Reduce the new City Hall to...nothing. The city, in its wisdom, bought the Key Tower across the street. Let's put the City Hall offices and staff there. If you can't fit all of the city's white-collar workers into 57 stories, you've got too many workers. Meanwhile, we are renting office space all over the city to house city workers. Now, if you asked some genius down at the city why this is, they would probably roll their eyes and, in a voice like a teacher explaining a simple math problem to an especially slow child, explain that they are actually saving money by renting office space. Anyone who thinks this arrangement can mean anything other than a net loss to the city is obviously not figuring in the costs: signing dozens of separate agreements, overseeing the rental of Key Tower and having employees walk between city offices in different buildings. Besides, no government anywhere can do anything at all without three sets of papers, a lawyer and an audit; if you reduce the number of transactions, you always reduce the costs. We do not need a new City Hall except to feed the egos of the folks in charge; and if 57 stories isn't enough to feed your ego, you've got too big an appetite for this bitty little town.

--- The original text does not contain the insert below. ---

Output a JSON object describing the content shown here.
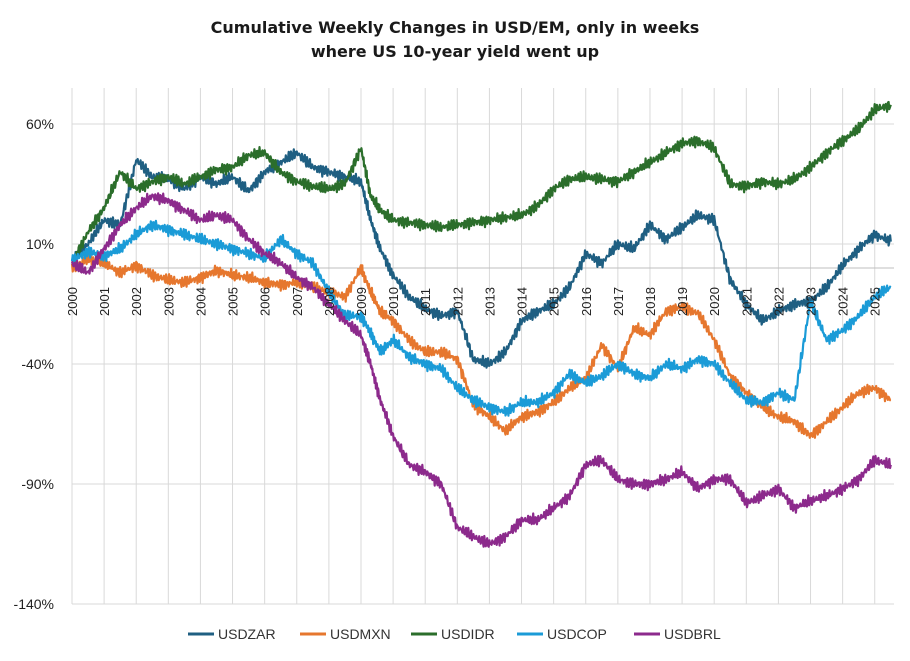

Recycle the old City Hall site. They seem almost desperate to tear this sucker down. They keep citing the earthquake danger, but conveniently forget that it went through the 1965 earthquake without any major damage. But let's assume that the old building has to come down. OK, great! Now you have a chance to add something that is sorely needed in that area: open space.
I would make one concession: This city needs a meeting place. Part of it could be in the place of the old City Hall. It should be designed to hold reasonable crowds, with an ability to expand outdoors for big shows and hearings. But most of the block should be open space. And it need not become another seedy "Muscatel Meadows," like the area at Third and Yesler on the south side of the courthouse. Careful planning and innovative management can make it work.
A note to Mayor Schell: If you move into Key Tower, please locate on the lowest floor so that we can talk to you. Whatever you do, do not move into the top floor. You talk to so few real people already; any higher and you'll only talk to yourself. No, that is a bad thing.